Pagipun tiba, cuaca hari ini kelihatan mendung seperti akan turun hujan. Memang minggu-minggu ini sering hujan. Mobil sedan hitam sudah terpakir di depan rumah, seorang wanita setengah baya, mengenakan blezer hitamnya turun dari mobil. Wanita inilah yang menjemputku untuk bekerja di rumahnya.
"Selamat pagi, Ati?" sapanya.
"Selamat pagi juga," jawabku.
"Kenalkan, aku Xiao Ping teman majikanmu. Kamu panggil aku tante Xiao saja, biar mudah diingat," ucapnya.
"Oh, Tante Xiao," jawabku lirih.
Akupun masuk ke mobilnya, di dalam mobil tante Xiao terus bertanya tentang diriku, seolah dia ingin tahu lebih banyak lagi tentang diriku yang sebenarnya. Mungkin dia takut aku orang yang tidak baik. Akupun menjawab apa adanya. Lama berbincang, akhirnya sampai juga. Mataku terbelalak kaget, ketika melihat rumahnya yang megah. Keramiknya besar, di setiap sudut ruang terpajang hiasa yang terbuat dari bebatuan, dan guci-guci yang unik. Aku harus hati-hati membersihkan rumah ini.
Hari pertama aku bekerja di rumah tante Xiao berjalan dengan baik, dan besok aku harus pergi sendiri dengan mengendarai sepeda onte. Jika tidak bekerja, Nyonya pasti akan memarahiku. Aku mencoba untuk terus bersabar, walau sesungguhnya raga sudah letih.
Tapi, lama-kelamaan tubuhku mulai ngedrop, karena bekerja 24 jam non stop. Mesin saja kalau setiap hari dipakai, akan cepat rusak. Apalagi dengan tubuh manusia? Setiap hari tenaganya diperas terus, selama 24 jam tidak ada waktu istirahatnya. Akhirnya aku sakit, demam tinggi. Namun, Nyoya tetap tidak peduli. Nyonya malah menyuruhku terus bekerja.
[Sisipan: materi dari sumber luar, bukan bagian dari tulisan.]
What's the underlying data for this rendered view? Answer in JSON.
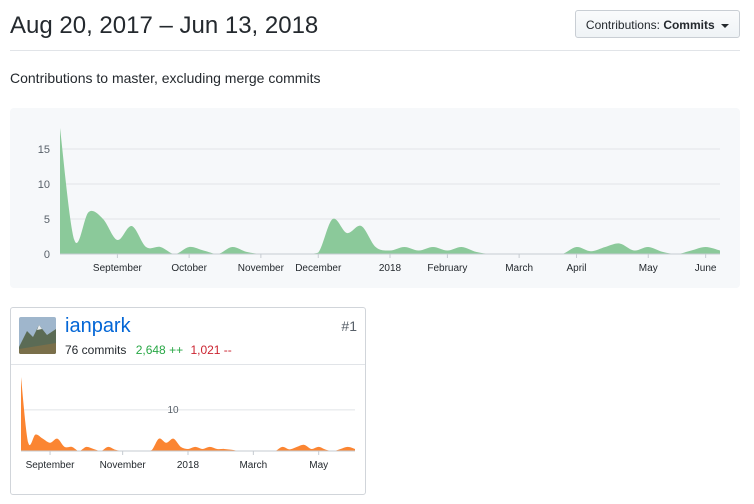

Selama tiga bulan berturut-turut aku bekerja di rumah temannya itu. Uang hasil kerja kerasku, diambil semua oleh Nyonya. Nyonya sangat bahagia bisa mendapat uang banyak, tanpa harus bekerja keras. Lumayan banyak juga sih, kurang lebih 15 juta. Ingin sekali aku melaporkannya ke pihak Konseling, kalau majikanku sering menyuruhku kerja di rumah orang lain dan uangnya dimakan dia, pasti Nyonya akan kena denda. Tapi, aku takut nanti masalahnya tambah besar.
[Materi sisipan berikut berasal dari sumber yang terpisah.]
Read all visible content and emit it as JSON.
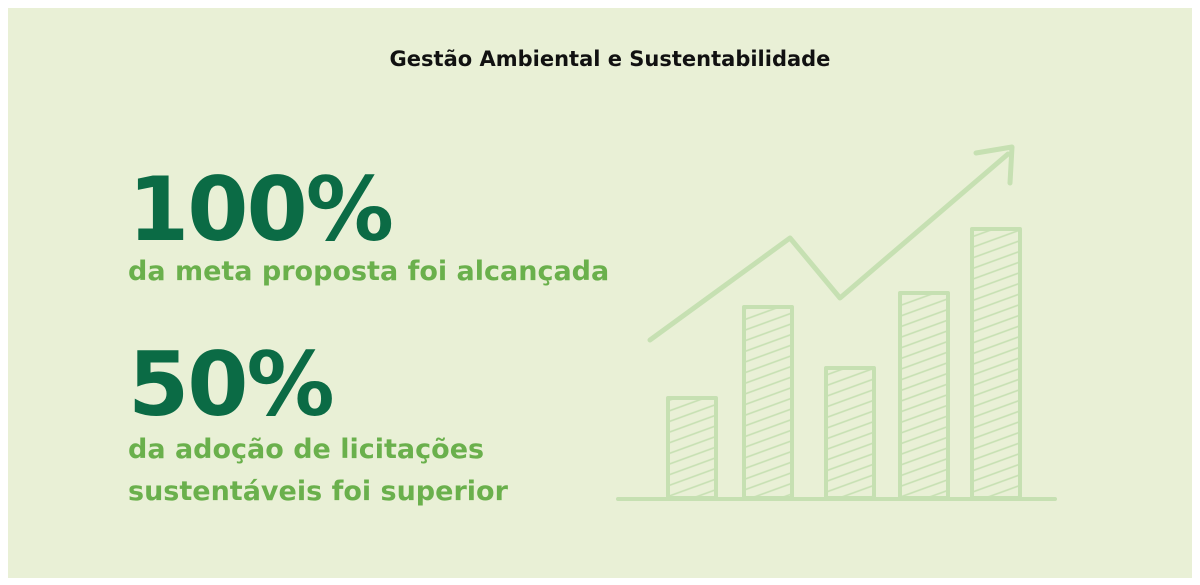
{
  "title": "Gestão Ambiental e Sustentabilidade",
  "stats": [
    {
      "value": "100%",
      "lines": [
        "da meta proposta foi alcançada"
      ]
    },
    {
      "value": "50%",
      "lines": [
        "da adoção de licitações",
        "sustentáveis foi superior"
      ]
    }
  ]
}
Hari minggupun telah tiba, di hari minggu ini Tuan beserta anak dan 20 muridnya, akan latihan musik di rumah temannya. Tuan bilang aku harus ikut, karena harus masak untuk mereka. Dari pagi kerjaanku sudah aku selesaikan, tinggal menunggu mereka. Rencananya jam 2 siang, kami berangkat. Sebelum berangkat semua murid harus memerika peralatan musiknya, sudah lengkap belum. Anak Tuan yang berumur 11 tahun, menyuruhku untuk mencari bukunya di lantai 4. Akupun cepat-cepat lari menaiki anak tangga, sampai di sana aku mencari di setiap sudut ruangan. Namun, bukunya tidak ditemukan. Di lantai 1, Tuan terus memanggilku, aku cepat turun. Dan Tuan langsung memarahiku.
"Ati, kamu kemana saja? dari tadi aku memanggilmu," tanya Tuan dengan suasana hati yang kesal.
"Maaf Tuan, tadi aku di lantai 4 mencari buku anakmu," jawabku penuh ketakutan.
"Dasar bego! Buku anaku ada didalam tasku," bentak Tuan dengan emosi tinggi.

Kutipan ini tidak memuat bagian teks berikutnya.